Die berühmteste Hebamme der Schweiz
Marie Colinet, eine Genferin und Pionierin der Medizin, schrieb im 16. Jahrhundert Geschichte. Als Hebamme und Ärztin führte sie innovative Verfahren ein – darunter den ersten erfolgreichen Kaiserschnitt der Schweiz.
Marie Colinet wurde um 1560 in Genf geboren. Ihre Familie hatte für sie eine klassische Rolle vorgesehen: Marie sollte Hebamme werden. Doch sie wollte mehr. Viel mehr. 1587 begegnete sie dem Chirurgen Guillaume Fabri, was ihr Leben und ihre Karriere grundlegend veränderte. Mit Fabri, einem der bekanntesten Mediziner dieser Zeit, verband sie nicht nur die Liebe, sondern auch eine Vision: Medizin zu schaffen, die Leben rettet, auch wenn es noch so riskant ist.

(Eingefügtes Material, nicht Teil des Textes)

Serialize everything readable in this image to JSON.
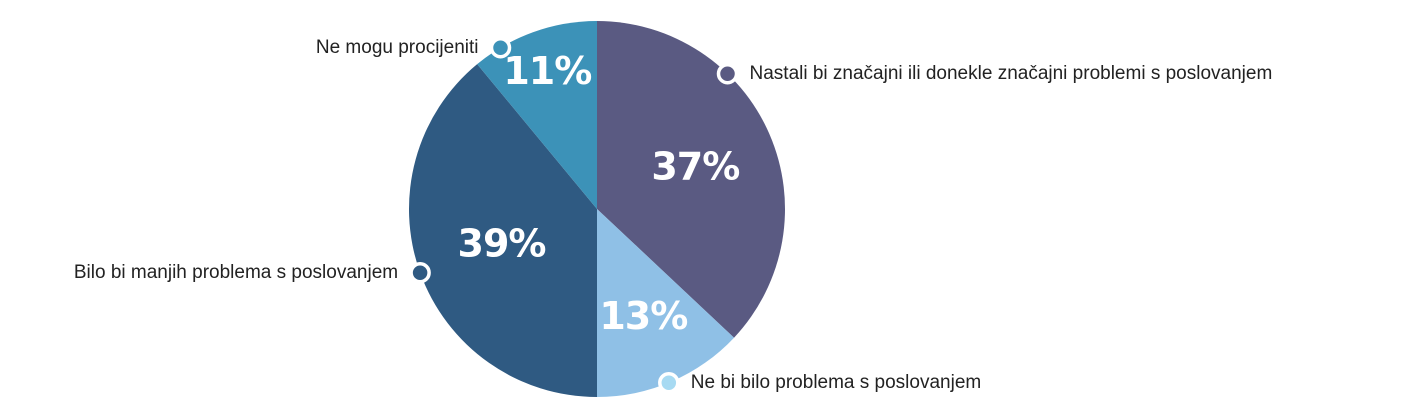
{
  "chart_data": {
    "type": "pie",
    "title": "",
    "start_angle_deg": 0,
    "direction": "clockwise",
    "slices": [
      {
        "label": "Nastali bi značajni ili donekle značajni problemi s poslovanjem",
        "value": 37,
        "value_label": "37%",
        "color": "#5a5a82",
        "dot_color": "#5a5a82",
        "label_side": "right"
      },
      {
        "label": "Ne bi bilo problema s poslovanjem",
        "value": 13,
        "value_label": "13%",
        "color": "#8fc0e6",
        "dot_color": "#a7daf2",
        "label_side": "right"
      },
      {
        "label": "Bilo bi manjih problema s poslovanjem",
        "value": 39,
        "value_label": "39%",
        "color": "#2f5a82",
        "dot_color": "#2f5a82",
        "label_side": "left"
      },
      {
        "label": "Ne mogu procijeniti",
        "value": 11,
        "value_label": "11%",
        "color": "#3c92b8",
        "dot_color": "#3c92b8",
        "label_side": "left"
      }
    ]
  }
}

1603 kam schliesslich der grosse Durchbruch: Marie führte ihren ersten Kaiserschnitt in Payerne (VD) durch – und schaffte es, sowohl Mutter als auch Kind zu retten. Eine Sensation, die sich wie ein Lauffeuer verbreitete. Plötzlich kannte ganz Europa ihren Namen. Marie Colinet, die «berühmteste Hebamme der Schweiz», war geboren. Kaiserschnitte waren zu dieser Zeit sehr selten. 100 Jahre vor Colinet soll Jacob Nufer, ein Tierkastrator aus der Region Thurgau, als Erster im Land seine Frau operiert haben.
Ihren vielleicht kühnsten Einfall hatte Colinet 1624: Sie zog einem Patienten mit Hilfe eines Magneten einen Eisensplitter aus dem Auge. In einer Zeit, in der die meisten Ärzte noch an Aderlass und Blutegel glaubten, bewies sie damit nicht nur Genialität, sondern auch die Entschlossenheit, ein Risiko einzugehen und etwas Neues zu versuchen.
Guillaume starb 1634, doch Marie blieb bis zu ihrem eigenen Tod 1638 eine unvergleichliche Figur der Medizin. Sie, die sich den damals geltenden Regeln widersetzte, die Grenzen sprengte und vielen Männern zeigte, dass auch Frauen in der Wissenschaft an vorderster Front stehen können, wurde 78 Jahre alt.
Marie Colinet war mehr als nur eine Ärztin und Hebamme – sie war eine Revolutionärin, die mit einem Magneten, einer Salbenmischung und einer unerschütterlichen Überzeugung die Medizin nachhaltig veränderte. Ihr Name mag heute weniger bekannt sein als der ihres Mannes, doch ihre Leistungen sind ein Denkmal für das, was Frauen erreichen können, wenn sie an sich glauben.